Negli oliveti specializzati ed intensivi le forme di allevamento possono essere il vaso cespugliato, la forma Y, il monocono, il cono rovescio e qualunque altra forma adattabile all’olivo. Per gli oliveti promiscui, le forme di allevamento piu’ diffuse sono il vaso policonico ed il vaso libero. Le pratiche di potatura sono eseguite generalmente con cadenza annuale, mentre ad intervalli più lunghi si esegue la potatura di rinnovo. La concimazione dei terreni e’ di tipo minerale ed organica; sono raccomandati apporti annui di fertilizzanti che non superino le asportazioni al netto delle perdite e garantiscano il mantenimento della fertilita’ del terreno e la stabilita’ dell’ecosistema ad esso collegato.

La difesa fitosanitaria e’ eseguita nel rispetto dell’equilibrio dell’ecosistema, evitando gli interventi inutili e dannosi all’entomofauna utile ed attenendosi quindi alle indicazioni dei servizi di lotta guidata ed integrata operanti sul territorio.

Sono vietati trattamenti al terreno con prodotti diserbanti e disseccanti. Ulteriori pratiche agronomiche dovranno essere condotte in maniera razionale e tale da salvaguardare la qualita’ del prodotto.

Art. 6.

Raccolta e post-raccolta

Le olive devono essere disseccanti e prelevate direttamente dall’albero mediante la raccolta manuale o meccanica o quant’altro non danneggi il prodotto.

Il grado di maturazione delle olive alla raccolta non dovra’ eccedere lo stadio fenologico di invaiatura superficiale dell’epicarpo e comunque dovra’ protrarsi non oltre il 20 dicembre per le cultivars precoci (Leccino, Frantoio, Maurino, Pendolino, ecc.) e non oltre il 15 gennaio per le cultivars tardive (Caninese, Moraiolo, ecc.). E’ tassativamente vietato l’uso di prodotti cascolanti o di abscissione.
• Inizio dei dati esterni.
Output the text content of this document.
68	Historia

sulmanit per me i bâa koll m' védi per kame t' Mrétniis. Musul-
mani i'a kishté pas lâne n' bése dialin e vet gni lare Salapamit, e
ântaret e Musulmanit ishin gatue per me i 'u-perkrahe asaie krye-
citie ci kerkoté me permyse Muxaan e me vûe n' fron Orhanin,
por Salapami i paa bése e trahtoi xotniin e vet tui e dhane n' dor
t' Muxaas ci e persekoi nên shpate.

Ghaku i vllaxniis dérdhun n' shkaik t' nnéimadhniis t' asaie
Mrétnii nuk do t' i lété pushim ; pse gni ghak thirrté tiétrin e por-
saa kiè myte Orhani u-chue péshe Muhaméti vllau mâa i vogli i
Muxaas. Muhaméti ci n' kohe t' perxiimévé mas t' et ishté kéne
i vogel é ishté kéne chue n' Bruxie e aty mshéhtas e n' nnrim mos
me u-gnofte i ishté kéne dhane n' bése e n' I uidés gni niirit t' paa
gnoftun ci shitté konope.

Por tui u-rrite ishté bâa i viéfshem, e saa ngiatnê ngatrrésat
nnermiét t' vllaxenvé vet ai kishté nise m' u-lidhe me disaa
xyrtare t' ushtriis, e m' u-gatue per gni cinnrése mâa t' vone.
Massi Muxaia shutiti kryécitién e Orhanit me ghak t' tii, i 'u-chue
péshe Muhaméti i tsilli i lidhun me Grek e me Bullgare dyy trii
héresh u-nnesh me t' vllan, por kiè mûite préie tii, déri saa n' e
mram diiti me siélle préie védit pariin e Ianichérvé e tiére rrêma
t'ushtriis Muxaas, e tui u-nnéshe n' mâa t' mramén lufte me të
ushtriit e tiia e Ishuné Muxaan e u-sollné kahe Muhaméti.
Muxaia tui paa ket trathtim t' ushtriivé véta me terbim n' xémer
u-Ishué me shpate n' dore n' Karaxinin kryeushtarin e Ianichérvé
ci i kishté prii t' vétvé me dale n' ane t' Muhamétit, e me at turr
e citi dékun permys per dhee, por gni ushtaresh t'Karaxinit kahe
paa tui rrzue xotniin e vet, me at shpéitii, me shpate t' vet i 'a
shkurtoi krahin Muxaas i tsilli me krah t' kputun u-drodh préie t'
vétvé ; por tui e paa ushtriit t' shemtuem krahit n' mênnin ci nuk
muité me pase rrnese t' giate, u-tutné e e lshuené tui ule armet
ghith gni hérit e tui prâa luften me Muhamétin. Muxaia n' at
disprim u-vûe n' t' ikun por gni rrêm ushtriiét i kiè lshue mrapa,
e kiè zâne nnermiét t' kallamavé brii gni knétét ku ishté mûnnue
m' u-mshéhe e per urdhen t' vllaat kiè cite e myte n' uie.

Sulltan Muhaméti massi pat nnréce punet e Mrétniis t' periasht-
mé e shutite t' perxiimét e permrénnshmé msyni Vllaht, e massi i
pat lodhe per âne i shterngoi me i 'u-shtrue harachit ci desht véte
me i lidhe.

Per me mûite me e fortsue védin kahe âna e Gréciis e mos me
La produzione massima di olive per ettaro non puo’ superare i kg 9.000 (novemila) negli oliveti specializzati ed intensivi mentre negli oliveti consociati e promiscui la produzione massima di olive per pianta non puo’ superare i kg 90 (novanta).

Il trasporto delle olive al frantoio dovra’ essere effettuato in recipienti idonei subito dopo la raccolta e comunque entro un giorno dalla stessa.

Le partite di olive pervenute al frantoio devono rispondere ai requisiti di maturazione, freschezza ed integrita’, pena il rigetto delle stesse. Le olive dovranno essere lavorate entro e non oltre un giorno dal conferimento al frantoio.

Art. 7.

Modalita’ di oleificazione

Le pratiche di oleificazione sono:

1) lavaggio con acqua potabile a temperatura ambiente, cernita e defogliazione;

2) molitura con frangitori idonei;

3) gramolatura a temperatura controllata non superiore a 30° C e per tempi inferiori ai 60 minuti;

4) estrazione fisica con impianti del tipo a pressione, a centrifugazione continua (con o senza aggiunta di acqua), a percolamento più pressione, a percolamento più centrifugazione:

nel caso di estrazione per pressione, i fiscoli devono essere puliti ad ogni riavvio del ciclo, le pressioni esercitate non devono essere superiori a 400 kg/cmq con unica estrazione e tempo massimo di due ore; nel caso di estrazione per centrifugazione con aggiunta di acqua, questa dovra’ essere potabile ed avere una temperatura tale da non aumentare la temperatura della pasta di olive all’entrata della centrifuga.

5) Centrifugazione del mosto oleoso: l’olio ed il mosto oleoso estratto dovranno essere immediatamente allontanati dai residui di acqua di vegetazione mediante separatori continui in acciaio inox. All’uscita degli impianti di estrazione. La temperatura dell’olio non dovrà superare i 28° C.

6) Purificazione dell’olio per filtrazione o altro mezzo di tipo fisico.

7) E’ vietato effettuare la doppia centrifugazione della pasta di olive senza interruzione, metodo di trasformazione noto come «ripasso». Le operazioni di oleificazione dovranno essere effettuate in oleifici situati entro i limiti della zona indicata dall’art. 2 e non

dovranno protrarsi oltre il 16 gennaio. La conservazione dell’olio dovra’ avvenire in recipienti di acciaio inox perfettamente puliti e senza tracce di detergenti.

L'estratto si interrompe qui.